Today, I took some time out of the middle of my day to write a post about midsummer, and shrubbery, and neutrality, and being, in so many ways, in the middle at the moment — quite literally as well as symbolically. We are, after all, midsummer, and our family is, at the moment, in transition. But just as I was about to post, the page froze and an error message flashed across it. Unfortunately, I was on borrowed time as it was and was not able to reconstruct the entire post. But I will at least share the photos that inspired it and try to give a quick summation of what I’d wanted to share.
**sigh** (gotta love technology some days…)
So, why is it that the shrubs are so often overlooked, and yet, in their own way, they are every bit as deserving of a second glance as the most beautiful flower, are they not? I am guilty as charged of sometimes walking past them, but never without noticing, and recently, I even stopped to snap their photo. They were ever so gracious about the whole thing. But honestly, I think they rather enjoy their lot of being unobtrusive, shade-loving, quiet splashes of green. They live for not being noticed, for remaining neutral.
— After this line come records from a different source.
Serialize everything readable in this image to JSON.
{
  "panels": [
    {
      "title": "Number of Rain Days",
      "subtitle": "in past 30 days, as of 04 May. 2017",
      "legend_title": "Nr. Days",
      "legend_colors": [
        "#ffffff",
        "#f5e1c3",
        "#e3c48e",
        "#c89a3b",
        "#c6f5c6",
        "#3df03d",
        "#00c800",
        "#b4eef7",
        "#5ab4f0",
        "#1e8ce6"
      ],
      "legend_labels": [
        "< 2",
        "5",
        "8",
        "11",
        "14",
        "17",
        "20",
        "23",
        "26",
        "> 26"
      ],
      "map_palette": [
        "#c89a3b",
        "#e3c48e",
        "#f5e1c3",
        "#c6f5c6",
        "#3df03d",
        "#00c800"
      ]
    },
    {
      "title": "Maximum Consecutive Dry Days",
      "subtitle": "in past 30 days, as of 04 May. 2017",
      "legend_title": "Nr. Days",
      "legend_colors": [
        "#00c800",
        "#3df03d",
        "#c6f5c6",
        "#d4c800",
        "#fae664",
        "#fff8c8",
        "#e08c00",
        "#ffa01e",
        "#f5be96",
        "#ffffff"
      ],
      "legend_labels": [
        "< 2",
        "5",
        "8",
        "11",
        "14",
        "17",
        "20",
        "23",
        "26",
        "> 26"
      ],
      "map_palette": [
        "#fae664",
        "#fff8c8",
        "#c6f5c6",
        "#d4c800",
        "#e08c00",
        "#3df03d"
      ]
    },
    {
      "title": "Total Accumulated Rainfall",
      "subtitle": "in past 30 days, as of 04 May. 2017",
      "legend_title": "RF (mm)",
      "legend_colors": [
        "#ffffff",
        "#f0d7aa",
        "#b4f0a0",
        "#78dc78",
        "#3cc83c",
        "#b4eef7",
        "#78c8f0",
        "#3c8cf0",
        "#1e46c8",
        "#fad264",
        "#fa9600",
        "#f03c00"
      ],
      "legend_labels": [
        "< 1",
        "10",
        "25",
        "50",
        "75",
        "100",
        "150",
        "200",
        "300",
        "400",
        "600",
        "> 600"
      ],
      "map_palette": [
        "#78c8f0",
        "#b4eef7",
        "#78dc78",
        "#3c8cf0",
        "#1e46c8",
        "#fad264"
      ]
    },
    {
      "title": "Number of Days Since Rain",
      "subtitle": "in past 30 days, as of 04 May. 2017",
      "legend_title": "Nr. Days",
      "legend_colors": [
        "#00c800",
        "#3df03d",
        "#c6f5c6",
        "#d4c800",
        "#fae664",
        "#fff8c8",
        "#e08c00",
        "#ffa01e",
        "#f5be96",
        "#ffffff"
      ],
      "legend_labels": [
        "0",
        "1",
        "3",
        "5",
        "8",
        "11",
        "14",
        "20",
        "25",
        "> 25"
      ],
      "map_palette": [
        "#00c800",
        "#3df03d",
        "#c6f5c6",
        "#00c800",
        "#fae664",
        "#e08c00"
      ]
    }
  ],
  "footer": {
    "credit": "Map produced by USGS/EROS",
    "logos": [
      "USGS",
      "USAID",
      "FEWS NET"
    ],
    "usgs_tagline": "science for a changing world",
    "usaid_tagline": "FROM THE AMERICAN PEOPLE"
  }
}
I feel like the shrubs right now. I am feeling neutral as I position myself for change. I am not a shrub by nature. I am a bright-colored flower always looking for sun and the beauty of other flowers. Sometimes I find it, sometimes not, but I’m always looking. However, for now it’s the shrubs with which I identify, and gladly so. I just want to stay still a while, to rest up a bit, to get ready for what’s next. Because I’m not entirely sure what that is, I am finding solace in the cool dirt, the leaves above that are offering shade, and the chance to watch others walk past on their way to somewhere else. I need this time of quiet settling.
I think we all need times to just be shrub-like. And as it turns out, being green isn’t so bad after all.